Random House Controversy Update

On Monday, I posted about the controversy between the SFWA (Science Fiction and Fantasy Writers of America) and Random House. The publisher recently launched several digital-only imprints and the SFWA voiced concern about the terms of their contract.

In particular, the SFWA refused to accept Random House’s Hydra imprint as a qualifying market for a writer to gain membership in their organization because this imprint didn’t offer an advance against royalties. However, the SFWA, Writer Beware and other writer groups also voiced opposition to other terms of the contract, including how the copyright reversion was handled and the profit sharing model, which expected authors to pay for production and marketing of their novel.

Today, I’m happy to report that Random House has changed the terms of their contract for these imprints, and they are now more favorable to the writer. Rather than paraphrase content, I suggest reading the two articles listed below.

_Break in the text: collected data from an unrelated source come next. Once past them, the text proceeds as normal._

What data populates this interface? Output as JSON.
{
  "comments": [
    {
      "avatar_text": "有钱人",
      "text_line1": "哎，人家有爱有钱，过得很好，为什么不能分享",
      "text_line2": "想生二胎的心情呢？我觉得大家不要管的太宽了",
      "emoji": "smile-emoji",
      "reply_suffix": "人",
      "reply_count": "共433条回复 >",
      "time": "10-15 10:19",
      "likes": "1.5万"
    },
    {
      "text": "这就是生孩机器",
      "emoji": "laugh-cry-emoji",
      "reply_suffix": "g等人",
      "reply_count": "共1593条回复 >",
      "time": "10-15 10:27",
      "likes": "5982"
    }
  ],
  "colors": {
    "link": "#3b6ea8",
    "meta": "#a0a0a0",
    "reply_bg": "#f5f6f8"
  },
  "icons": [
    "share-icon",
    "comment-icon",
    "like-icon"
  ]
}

The first was written by Victoria Strauss of Writer Beware. The second is a special message from Random House posted on their digital-only imprints home page.

Random House Announces New Terms at Digital Imprints Hydra, Alibi, Loveswept, and Flirt

A Special Message from Hydra, Alibi, Loveswept and Flirt

This is great news, not just for writers, but also for Random House. An attractive contract is incentive that draws quality writers. Surely they want the best novels they can find to launch these new imprints.

For writers, this is great because it shows that when we band together and voice our concerns, change can happen, positive change that benefits both parties. I feel I can once again recommend this market and suggest checking out their guidelines.

Random House Digital-only Imprints Submission Process and Guidelines

Harper Voyager Update and Random House Controversy

For those writers who, like myself, have been waiting to hear back from Harper Voyager regarding publication in their new digital imprint, there is an update on their website dated March 4, 2013. It states in part:

We have now responded to 2905 submissions that were not right for our list. 851 have been marked for further reading/consideration, and 787 are still to be read (1638 in toto).

You can find the full post here.

Of course, the best thing we can do while we wait is to keep writing, working on other projects and submitting other work. Which brings me to the Random House controversy.

Several months ago, I noted that Random House had also opened a new digital imprint and I included a link to the submission guidelines. You can find the original article here. I found out this weekend, thanks to an Examiner post by a writer friend, Nicole LeBoeuf-Little, that the contract terms of the digital imprint have stirred the ire of the SFWA (Science Fiction and Fantasy Writers of America.) When the SFWA speaks, writers of all genres should listen. After all, they are the source of the cautionary writers’ website, Writer Beware.

Main points of the controversy include no advance royalties, profit from a book first going to pay for producing that book, and Random House owning all rights to a book, in all forms, for the life of the copyright. The story has gone viral, making it to the virtual pages of The Guardian, Forbes and Publishers Weekly. In the article linked below, Victoria Strauss of Writer Beware restates the SFWA’s position and provides a response sent by Random House.

SFWA De-Lists Hydra; Random House Responds

However you feel about the controversy, this should be an action call to all creatives. If you are offered a contract, read it carefully. If you can, consult a lawyer. Remember that you can offer counter terms, i.e., if you don’t agree with something in the contract, you can state how you want it to be changed. If you and the other party can’t agree to the terms, walk away.

Writing a novel is an art, selling that novel is a business. Creative people need to hone their business skills in order to be successful.